人工の四肢を付けることは別に反対ではない。最近は人工の人体の質も上がり、人が着けても問題ない程になったと、ニュース番組で見た事がある。しかし、ぼくの病気の原因がどこにあるのか分からないのなら、つまり…

「俺の体を、全部人工にして治すつもりか?」

「君は私が思っているよりもずっと察しがいいらしい。しかし、何が不満なんだ。パーツを全部付け替えたら君はすぐにこのコンクリート部屋から出られるんだぞ?それに、私たちは君の体の病気を死ぬまで研究することが出来る。それに君は世界初の体全てが人工の人間として世界に名を轟かせることが出来る。ウィン・ウィンの関係じゃないのかい?」

「嫌だ…だって、全部体を入れ替えたら、それは元の俺とは言えないじゃないか…」

「…ところで、船井君。テセウスの船、というのを聞いたことがあるかね?」

「テセウスの船…?」

聞いたことがある。それは確か…

「あるところに、大きな船があった。しかし、海を渡っていくうちに、様々な部分が壊れてしまう。壊れた部分を新品の物に取り替え、修理をしていくうちに、その船は全てが新しいパーツに修理されていった。元々の船のパーツは残っていないがそれは元の船と言えるのだろうか。という物だ。私は、パーツが全て新しく置き変わっても元の船だと思うんだが…君は、正反対のようだね?」

「当たり前だ!!お前は自分が…」

「さてと、そろそろ静かにしてもらうか。」

すると、女の横にいたスーツの男が注射を取り出した。

「おい!!少しは話を!!!やめろ!!嫌だ!!俺は…俺は…嫌だ嫌だ嫌だ嫌だいや…だ…」

目が覚めるとそこには僕を縛る拘束器具と椅子が無く、ただ、コンクリートの上で横たわっていた。手足は動く。しかし、自分のものでは無いみたいだ。切り落としたい。今すぐ、この感覚から逃げ出したい。
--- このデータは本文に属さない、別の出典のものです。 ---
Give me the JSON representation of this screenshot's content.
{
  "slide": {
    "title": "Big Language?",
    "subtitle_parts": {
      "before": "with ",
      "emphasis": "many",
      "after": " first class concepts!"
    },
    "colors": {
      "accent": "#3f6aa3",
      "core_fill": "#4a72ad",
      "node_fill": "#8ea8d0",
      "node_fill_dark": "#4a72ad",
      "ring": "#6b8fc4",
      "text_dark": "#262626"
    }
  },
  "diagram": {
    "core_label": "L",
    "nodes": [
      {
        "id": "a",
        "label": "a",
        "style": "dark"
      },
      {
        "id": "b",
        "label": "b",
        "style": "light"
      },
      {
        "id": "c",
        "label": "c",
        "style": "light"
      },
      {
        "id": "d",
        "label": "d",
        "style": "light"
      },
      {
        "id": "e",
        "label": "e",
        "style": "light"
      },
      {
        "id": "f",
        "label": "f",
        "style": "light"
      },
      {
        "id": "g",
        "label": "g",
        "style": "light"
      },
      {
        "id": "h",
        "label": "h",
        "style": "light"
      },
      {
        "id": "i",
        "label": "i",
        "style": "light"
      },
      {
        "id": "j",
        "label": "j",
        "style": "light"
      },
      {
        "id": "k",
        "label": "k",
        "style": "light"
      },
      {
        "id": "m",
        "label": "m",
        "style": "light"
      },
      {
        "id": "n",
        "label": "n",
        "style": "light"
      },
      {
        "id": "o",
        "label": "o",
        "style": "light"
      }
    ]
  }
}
その日は、一日中何も出来ずに、ただ手足と壁を数分置きに交互に見つめる空虚な時間が過ぎていった。ご飯…もう何日も食べてない。水は部屋にあるボタンを押すと運ばれてくる。あぁ、母さんのご飯が食べたい。でも、ここから出る頃、俺は本当に母さんの子供なんだろうか。愛されるのだろうか。もう何も考えたくない。でも、ずっと無意識に考えてしまう。このまま俺は消えてしまうのだろうか。
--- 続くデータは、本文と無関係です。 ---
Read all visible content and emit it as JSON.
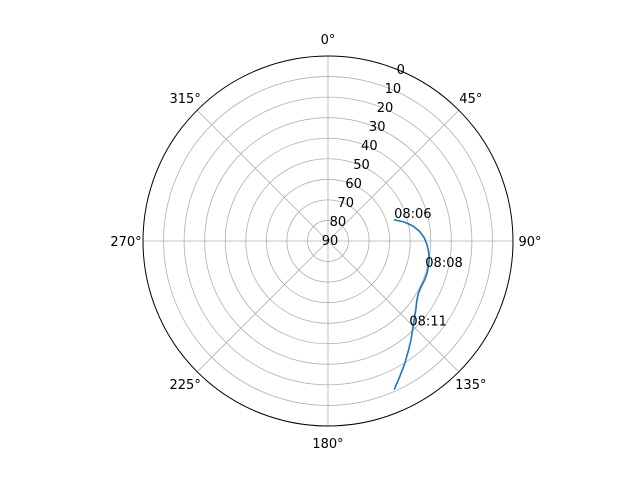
{
  "chart_data": {
    "type": "line",
    "projection": "polar",
    "theta_zero": "top",
    "theta_direction": "clockwise",
    "radial_axis": {
      "label": "",
      "inverted": true,
      "range": [
        90,
        0
      ],
      "ticks": [
        "0",
        "10",
        "20",
        "30",
        "40",
        "50",
        "60",
        "70",
        "80",
        "90"
      ],
      "tick_values": [
        0,
        10,
        20,
        30,
        40,
        50,
        60,
        70,
        80,
        90
      ]
    },
    "angular_axis": {
      "label": "",
      "tick_values": [
        0,
        45,
        90,
        135,
        180,
        225,
        270,
        315
      ],
      "tick_labels": [
        "0°",
        "45°",
        "90°",
        "135°",
        "180°",
        "225°",
        "270°",
        "315°"
      ]
    },
    "grid": true,
    "series": [
      {
        "color": "#1f77b4",
        "azimuth_deg": [
          72.0,
          76.0,
          80.0,
          84.0,
          88.0,
          92.0,
          96.0,
          100.0,
          104.0,
          108.0,
          112.0,
          116.0,
          120.0,
          124.0,
          128.0,
          132.0,
          136.0,
          140.0,
          144.0,
          148.0,
          152.0,
          156.0
        ],
        "elevation_deg": [
          56.3,
          51.8,
          48.0,
          45.2,
          43.2,
          41.8,
          40.8,
          40.0,
          39.6,
          39.3,
          39.3,
          39.5,
          39.2,
          37.9,
          35.8,
          33.5,
          30.7,
          27.2,
          23.6,
          19.6,
          15.5,
          10.8
        ]
      }
    ],
    "annotations": [
      {
        "text": "08:06",
        "azimuth_deg": 71.0,
        "elevation_deg": 56.0
      },
      {
        "text": "08:08",
        "azimuth_deg": 105.0,
        "elevation_deg": 41.0
      },
      {
        "text": "08:11",
        "azimuth_deg": 136.0,
        "elevation_deg": 33.0
      }
    ]
  }
}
その後も、1日づつ体を交換された。腹、胸、背中、腸、胃、心臓…もう、どこが変わったって同じかもしれない。あの女が言った。

「明日は残りのやつ全部替えちゃおっか。」

出られる。嬉しくは無かった。悲しくもなかった。ただ、何も無かった。

次の日、それは今までより長く感じた。